Alaṅkato cepi samaṃ careyya, santo danto niyato brahmacārī; sabbesu bhūtesu nidhāya daṇḍaṃ, so brāhmaṇo so samaṇo sa bhikkhu.

Alaṅkato cepi samaṃ careyya, santo danto niyato brahmacārī; sabbesu bhūtesu nidhāya daṇḍaṃ, so brāhmaṇo so samaṇo sa bhikkhu.

Aunque alguien esté adornado, si camina en paz, tranquilo, disciplinado, seguro, viviendo la vida santa, habiendo depuesto la violencia hacia todos los seres — ese es el verdadero brahmán, asceta y monje.

Alaṅkato cepi samaṃ careyya — aunque esté adornado, si camina en paz: la paradoja es intencional. El aspecto exterior (adornos o harapos) no determina la calidad espiritual. Lo que importa es samaṃ careyya — caminar en ecuanimidad.

Santo danto niyato brahmacārī — tranquilo, disciplinado, seguro, viviendo la vida santa: cuatro cualidades que definen la práctica genuina.

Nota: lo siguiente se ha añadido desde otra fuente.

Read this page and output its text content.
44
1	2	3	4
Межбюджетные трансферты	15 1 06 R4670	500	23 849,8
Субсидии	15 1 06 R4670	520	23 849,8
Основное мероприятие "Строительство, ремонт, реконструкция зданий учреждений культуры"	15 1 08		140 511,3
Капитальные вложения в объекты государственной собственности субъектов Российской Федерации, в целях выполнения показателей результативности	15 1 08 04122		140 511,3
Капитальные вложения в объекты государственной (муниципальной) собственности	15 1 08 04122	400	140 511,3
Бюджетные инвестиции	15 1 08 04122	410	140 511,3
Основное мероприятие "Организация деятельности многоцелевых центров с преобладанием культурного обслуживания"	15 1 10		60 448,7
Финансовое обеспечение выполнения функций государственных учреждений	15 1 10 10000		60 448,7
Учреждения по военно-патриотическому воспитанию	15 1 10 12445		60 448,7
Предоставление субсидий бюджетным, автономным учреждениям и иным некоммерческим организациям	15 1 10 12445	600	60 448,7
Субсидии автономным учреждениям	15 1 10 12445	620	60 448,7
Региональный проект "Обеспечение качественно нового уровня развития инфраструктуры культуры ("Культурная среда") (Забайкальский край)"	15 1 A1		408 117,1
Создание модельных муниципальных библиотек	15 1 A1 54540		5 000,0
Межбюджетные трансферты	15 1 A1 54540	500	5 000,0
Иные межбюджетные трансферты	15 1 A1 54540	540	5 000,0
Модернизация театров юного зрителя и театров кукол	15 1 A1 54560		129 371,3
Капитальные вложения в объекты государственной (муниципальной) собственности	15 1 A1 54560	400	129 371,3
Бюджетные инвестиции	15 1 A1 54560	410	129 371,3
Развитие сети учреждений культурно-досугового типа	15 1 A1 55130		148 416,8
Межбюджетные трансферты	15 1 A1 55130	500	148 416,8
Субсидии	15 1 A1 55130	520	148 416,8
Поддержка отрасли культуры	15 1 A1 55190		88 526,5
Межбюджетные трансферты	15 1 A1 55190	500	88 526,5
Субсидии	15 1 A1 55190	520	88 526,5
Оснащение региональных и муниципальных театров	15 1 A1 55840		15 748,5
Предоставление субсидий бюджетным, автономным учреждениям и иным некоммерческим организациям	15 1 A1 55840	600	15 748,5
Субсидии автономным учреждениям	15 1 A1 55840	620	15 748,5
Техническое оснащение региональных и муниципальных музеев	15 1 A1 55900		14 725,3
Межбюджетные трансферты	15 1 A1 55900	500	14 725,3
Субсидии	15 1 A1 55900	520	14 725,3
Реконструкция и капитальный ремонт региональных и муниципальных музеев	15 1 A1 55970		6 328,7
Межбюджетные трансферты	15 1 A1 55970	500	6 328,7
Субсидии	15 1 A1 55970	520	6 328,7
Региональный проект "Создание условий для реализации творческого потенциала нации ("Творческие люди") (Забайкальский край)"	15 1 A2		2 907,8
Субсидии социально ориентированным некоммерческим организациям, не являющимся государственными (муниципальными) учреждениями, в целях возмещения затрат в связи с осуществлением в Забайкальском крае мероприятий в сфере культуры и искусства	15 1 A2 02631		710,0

Santa (tranquilo), danta (disciplinado, domado), niyata (firme, seguro en la senda), brahmacārī (viviendo la vida sagrada).

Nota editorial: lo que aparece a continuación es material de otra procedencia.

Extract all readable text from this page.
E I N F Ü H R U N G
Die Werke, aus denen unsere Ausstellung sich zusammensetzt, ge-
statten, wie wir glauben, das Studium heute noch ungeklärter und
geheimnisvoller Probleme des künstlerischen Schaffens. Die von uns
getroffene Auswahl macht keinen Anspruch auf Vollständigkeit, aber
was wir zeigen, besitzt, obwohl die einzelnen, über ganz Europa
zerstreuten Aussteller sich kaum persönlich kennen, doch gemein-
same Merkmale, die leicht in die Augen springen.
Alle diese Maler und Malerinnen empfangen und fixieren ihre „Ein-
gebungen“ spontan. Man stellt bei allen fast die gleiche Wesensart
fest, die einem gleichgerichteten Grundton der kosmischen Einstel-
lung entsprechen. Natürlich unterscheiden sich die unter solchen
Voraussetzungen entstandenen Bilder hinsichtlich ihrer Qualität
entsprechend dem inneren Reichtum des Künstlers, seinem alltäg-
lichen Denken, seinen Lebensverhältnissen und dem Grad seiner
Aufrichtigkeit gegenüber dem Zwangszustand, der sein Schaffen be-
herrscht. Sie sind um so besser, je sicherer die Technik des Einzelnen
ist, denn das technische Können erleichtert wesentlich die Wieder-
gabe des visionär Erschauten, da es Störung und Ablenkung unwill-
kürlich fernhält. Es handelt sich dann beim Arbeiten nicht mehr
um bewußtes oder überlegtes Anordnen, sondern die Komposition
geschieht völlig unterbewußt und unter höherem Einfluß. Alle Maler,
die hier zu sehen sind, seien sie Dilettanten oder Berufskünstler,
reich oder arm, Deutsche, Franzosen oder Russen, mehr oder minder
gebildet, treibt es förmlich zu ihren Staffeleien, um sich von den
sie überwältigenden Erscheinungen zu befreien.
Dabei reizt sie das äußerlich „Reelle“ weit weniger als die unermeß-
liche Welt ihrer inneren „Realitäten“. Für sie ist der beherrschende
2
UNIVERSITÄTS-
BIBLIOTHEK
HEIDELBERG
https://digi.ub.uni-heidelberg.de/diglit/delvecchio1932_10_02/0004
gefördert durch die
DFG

Sabbesu bhūtesu nidhāya daṇḍaṃ — habiendo depuesto la violencia hacia todos los seres: nidhāya daṇḍaṃ es literalmente “habiendo puesto abajo el bastón”. Abandonar la violencia hacia todos los seres es el requisito central.

So brāhmaṇo so samaṇo sa bhikkhu — ese es el verdadero brahmán, asceta y monje: los tres títulos espirituales más respetados de la India del Buda se unifican en una sola definición. No importa la etiqueta — lo que importa es la no-violencia universal y la paz interior.